The US Securities and Exchange Commission (SEC) has charged disgraced cryptocurrency baron Sam Bankman-Fried with defrauding FTX investors and customers – just hours after he was arrested in The Bahamas.
In a statement on Tuesday morning, the SEC said the 30-year-old “orchestrated a years-long fraud” at FTX where he diverted customer funds to Alameda Research – a private hedge fund which he also owed – and kept it hidden from investors.
The former CEO of the bankrupt cryptocurrency exchange FTX raised more than $1.8bn from equity investors since its May 2019 launch and used the funds to make undisclosed investments, such as in “lavish real estate purchases” and political donations, the SEC said.
The regulator described Mr Bankman-Fried’s actions as “a house of cards” and added that it would seek an injunction to prevent him from future securities trading.
“We allege that Sam Bankman-Fried built a house of cards on a foundation of deception while telling investors that it was one of the safest buildings in crypto,” said SEC Chair Gary Gensler in a statement.
Separate charges against the crypto baron are also expected to be announced by the US Attorney’s Office for the Southern District for New York and the Commodity Futures Trading Commission later on Tuesday.
News of Tuesday’s charges comes less than a day after he was arrested by local authorities in The Bahamas on behalf of the US government.
Prosecutors in New York announced on Monday night that Mr Bankman-Fried had been taken into custody by local authorities on the basis of a sealed indictment from their office.

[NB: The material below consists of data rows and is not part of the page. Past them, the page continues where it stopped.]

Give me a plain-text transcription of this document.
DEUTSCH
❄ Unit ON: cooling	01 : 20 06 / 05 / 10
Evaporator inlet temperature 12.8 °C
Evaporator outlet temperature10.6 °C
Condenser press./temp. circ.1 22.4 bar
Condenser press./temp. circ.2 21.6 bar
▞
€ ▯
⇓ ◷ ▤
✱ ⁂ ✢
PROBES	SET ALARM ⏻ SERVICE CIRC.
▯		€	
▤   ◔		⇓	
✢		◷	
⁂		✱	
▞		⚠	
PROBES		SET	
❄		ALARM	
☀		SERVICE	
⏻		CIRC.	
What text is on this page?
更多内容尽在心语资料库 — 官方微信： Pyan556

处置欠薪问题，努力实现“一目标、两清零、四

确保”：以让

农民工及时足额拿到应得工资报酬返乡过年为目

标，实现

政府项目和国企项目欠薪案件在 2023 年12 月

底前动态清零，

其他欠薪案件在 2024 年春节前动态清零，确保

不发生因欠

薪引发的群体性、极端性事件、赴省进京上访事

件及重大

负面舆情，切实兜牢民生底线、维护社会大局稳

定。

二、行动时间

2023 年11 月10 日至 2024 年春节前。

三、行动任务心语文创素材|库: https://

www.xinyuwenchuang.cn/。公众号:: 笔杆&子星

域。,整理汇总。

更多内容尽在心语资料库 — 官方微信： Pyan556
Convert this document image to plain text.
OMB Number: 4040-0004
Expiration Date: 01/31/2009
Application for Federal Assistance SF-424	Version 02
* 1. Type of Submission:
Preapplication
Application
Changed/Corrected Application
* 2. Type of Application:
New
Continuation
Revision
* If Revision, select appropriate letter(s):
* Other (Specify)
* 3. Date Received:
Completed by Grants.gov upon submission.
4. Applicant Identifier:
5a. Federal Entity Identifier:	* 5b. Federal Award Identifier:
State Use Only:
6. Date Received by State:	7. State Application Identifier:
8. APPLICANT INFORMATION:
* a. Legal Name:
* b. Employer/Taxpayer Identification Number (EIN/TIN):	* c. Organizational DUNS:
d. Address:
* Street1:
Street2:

The attorney general of The Bahamas confirmed the arrest in a letter, saying officials were expecting a US extradition request and would consider it in accordance with Bahamian law.
Fortune had reported last week that US prosecutors were mulling fraud charges against Mr Bankman-Fried and were examining the financial transfers he made as FTX tipped into insolvency.
Tuesday’s announcement from the SEC arrives on the same day that Mr Bankman-Fried had been set to testify voluntarily before Congress about the collapse of his crypto exchange.
Though he’d originally missed the deadline to RSVP to the US House Committee on Financial Services, Mr Bankman-Fried tweeted last week that he was “willing to testify” at the 13 December hearing, but would be doing so remotely from his base in The Bahamas.
“I still do not have access to much of my data – professional or personal. So there is a limit to what I will be able to say, and I won’t be as helpful as I’d like,” he said.
“But as the committee still thinks it would be useful, I am willing to testify on the 13th.”
Mr Bankman-Fried’s arrest comes after six weeks of financial chaos that took down the world’s third-largest cryptocurrency exchange and humbled the colourful 30-year-old founder, commonly known as SBF.
The fallout began last month when the publication of a balance sheet prompted users to flood the platform to withdraw around $5bn worth of crypto assets in a single day.
Experts in the field have speculated during interviews with CNBC that if federal prosecutors pursue wire or bank fraud against Mr Bankman-Fried he could face life in prison without the possibility of supervised release.
For his part, the 30-year-old has maintained that he didn’t “knowingly” misuse customers’ money and said he believes they will eventually be made whole again, according to The New York Times.
“I didn’t ever want to commit fraud on anyone. I was shocked at what happened this month,” Mr Bankman-Fried said.